ひさびさシネマ部では、「月の輝く夜に」以来の恋愛ものでした。
小説でも、映画でも、物語として恋愛を描くには、障害が必要です。運命のいたずらとか、家柄とか、年齢や人種の違いとか、貧富の差とか、戦争とか、重度の病とか・・。
男と女が、巡り合って、恋が成立するだけでは、だれも見向きもしない。日常によくある話で片付けられてしまいます。いかに、観ている側にハラハラ、ドキドキを感じさせるかが肝になりますよね。

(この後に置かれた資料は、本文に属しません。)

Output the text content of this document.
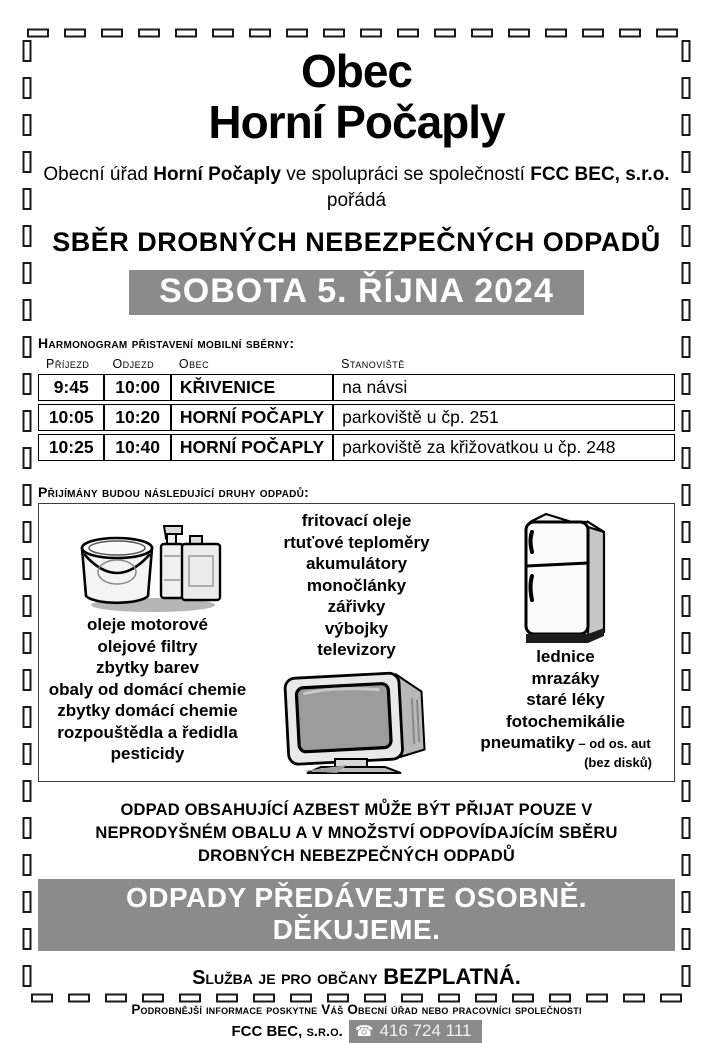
Obec
Horní Počaply

Obecní úřad Horní Počaply ve spolupráci se společností FCC BEC, s.r.o.
pořádá

SBĚR DROBNÝCH NEBEZPEČNÝCH ODPADŮ
SOBOTA 5. ŘÍJNA 2024
Harmonogram přistavení mobilní sběrny:
Příjezd	Odjezd	Obec	Stanoviště
9:45	10:00	KŘIVENICE	na návsi
10:05	10:20	HORNÍ POČAPLY	parkoviště u čp. 251
10:25	10:40	HORNÍ POČAPLY	parkoviště za křižovatkou u čp. 248
Přijímány budou následující druhy odpadů:
oleje motorové
olejové filtry
zbytky barev
obaly od domácí chemie
zbytky domácí chemie
rozpouštědla a ředidla
pesticidy
fritovací oleje
rtuťové teploměry
akumulátory
monočlánky
zářivky
výbojky
televizory	lednice
mrazáky
staré léky
fotochemikálie
pneumatiky – od os. aut
(bez disků)
ODPAD OBSAHUJÍCÍ AZBEST MŮŽE BÝT PŘIJAT POUZE V
NEPRODYŠNÉM OBALU A V MNOŽSTVÍ ODPOVÍDAJÍCÍM SBĚRU
DROBNÝCH NEBEZPEČNÝCH ODPADŮ
ODPADY PŘEDÁVEJTE OSOBNĚ. DĚKUJEME.
Služba je pro občany BEZPLATNÁ.
Podrobnější informace poskytne Váš Obecní úřad nebo pracovníci společnosti
FCC BEC, s.r.o. ☎ 416 724 111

互いにしっかりした家庭がありながら、偶然が重なって意識し合い、行き違いや擦れ違いを繰り返し、惹かれあう。それが原因で、両方の家庭は崩壊しますが、結ばれない。最後には、その可能性を匂わして終わります。価値観のでき上がった成熟した男女ゆえに、より切ない。

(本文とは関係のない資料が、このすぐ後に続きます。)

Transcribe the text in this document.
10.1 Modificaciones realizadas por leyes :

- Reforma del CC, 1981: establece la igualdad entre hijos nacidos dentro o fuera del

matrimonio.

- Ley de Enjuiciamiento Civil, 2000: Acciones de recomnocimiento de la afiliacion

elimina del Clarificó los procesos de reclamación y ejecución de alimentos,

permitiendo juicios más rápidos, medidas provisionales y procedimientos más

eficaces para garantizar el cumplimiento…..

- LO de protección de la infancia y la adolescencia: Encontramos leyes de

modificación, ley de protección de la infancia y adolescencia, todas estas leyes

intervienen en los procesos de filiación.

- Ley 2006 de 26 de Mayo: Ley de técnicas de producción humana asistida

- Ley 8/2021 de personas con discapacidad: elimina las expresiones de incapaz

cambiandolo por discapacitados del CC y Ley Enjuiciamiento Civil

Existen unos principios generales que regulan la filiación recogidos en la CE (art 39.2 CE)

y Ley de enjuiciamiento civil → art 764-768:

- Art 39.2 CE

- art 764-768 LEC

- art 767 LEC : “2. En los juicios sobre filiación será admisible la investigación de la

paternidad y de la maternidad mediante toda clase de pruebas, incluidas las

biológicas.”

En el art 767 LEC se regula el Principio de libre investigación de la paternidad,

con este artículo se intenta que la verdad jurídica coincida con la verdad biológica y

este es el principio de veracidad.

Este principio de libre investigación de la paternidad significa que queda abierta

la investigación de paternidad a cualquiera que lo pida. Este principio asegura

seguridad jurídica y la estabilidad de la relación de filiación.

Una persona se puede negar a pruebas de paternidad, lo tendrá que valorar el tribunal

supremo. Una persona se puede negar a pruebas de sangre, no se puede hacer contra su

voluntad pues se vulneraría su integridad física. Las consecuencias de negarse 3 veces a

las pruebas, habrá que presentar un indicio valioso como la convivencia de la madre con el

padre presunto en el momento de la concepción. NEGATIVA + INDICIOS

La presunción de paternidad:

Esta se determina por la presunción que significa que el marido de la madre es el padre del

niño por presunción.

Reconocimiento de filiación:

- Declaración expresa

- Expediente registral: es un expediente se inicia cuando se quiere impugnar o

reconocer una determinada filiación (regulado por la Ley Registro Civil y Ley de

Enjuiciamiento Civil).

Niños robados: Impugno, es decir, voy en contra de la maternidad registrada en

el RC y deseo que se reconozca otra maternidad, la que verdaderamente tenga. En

名優、メリル・ストリープ、ロバート・デニーロですから、両者ともにナチュラルで完璧な演技。彼らの脂の乗り切った絶頂期・80年代の作品ですから当然。わきを固めるハーベイ・カイテル、ダイアン・ウィーストの演技も素晴らしいです。
携帯もない時代の恋愛。劇中、地上線の電話が、重要なアイテムとして活躍します。
ためらう。かける。とまどう。遅れる。待ち続ける。観ている側は、「いまだ」、「なぜ?」、「どうしてためらう?」、「なんでこの場面で」というふうに、微妙なやり取りの綾や、すれ違いの妙、心理の揺れ動きを引き出す小道具になっています。

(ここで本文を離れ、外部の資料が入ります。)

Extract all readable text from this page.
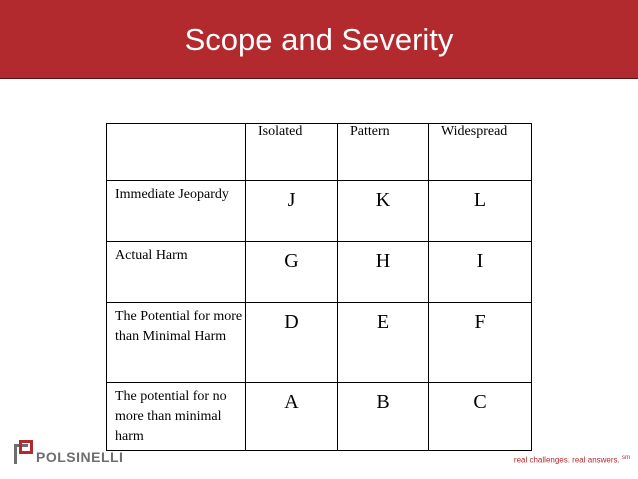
Scope and Severity

	Isolated	Pattern	Widespread

Immediate Jeopardy	J	K	L

Actual Harm	G	H	I

The Potential for more than Minimal Harm	D	E	F

The potential for no more than minimal harm	A	B	C
POLSINELLI	real challenges. real answers. $^{sm}$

携帯電話やメールがあれば、いとも簡単に乗り越えられるシーンが。そういう意味では、現代の若者には、滑稽に映るかもしれません。
流行語になった「金妻」の時代をご存知の方には、なつかしく、引きつけられるシーンがいっぱい。
個人的には、メリル・ストリープがダサかったのに、どんどん魅力的になっていくプロセスが大好き。
恋愛で、今一歩を踏み出せずにいる方に、ぜひご覧いただきたい作品でした。
鑑賞後の食事会では、「最後の再会のシーン」の有無で熱い議論が。精神的な恋愛のみで終えるか、それから先の進展は、みている側に委ねられる。いや、「めでたし、めでたし」の可能性が強い・・。
鑑賞してみようかと思われる方は、そのあたり、注目してご覧ください。
F井さま、80年代を彷彿とさせる作品を、ありがとうございました。いい時代でしたね。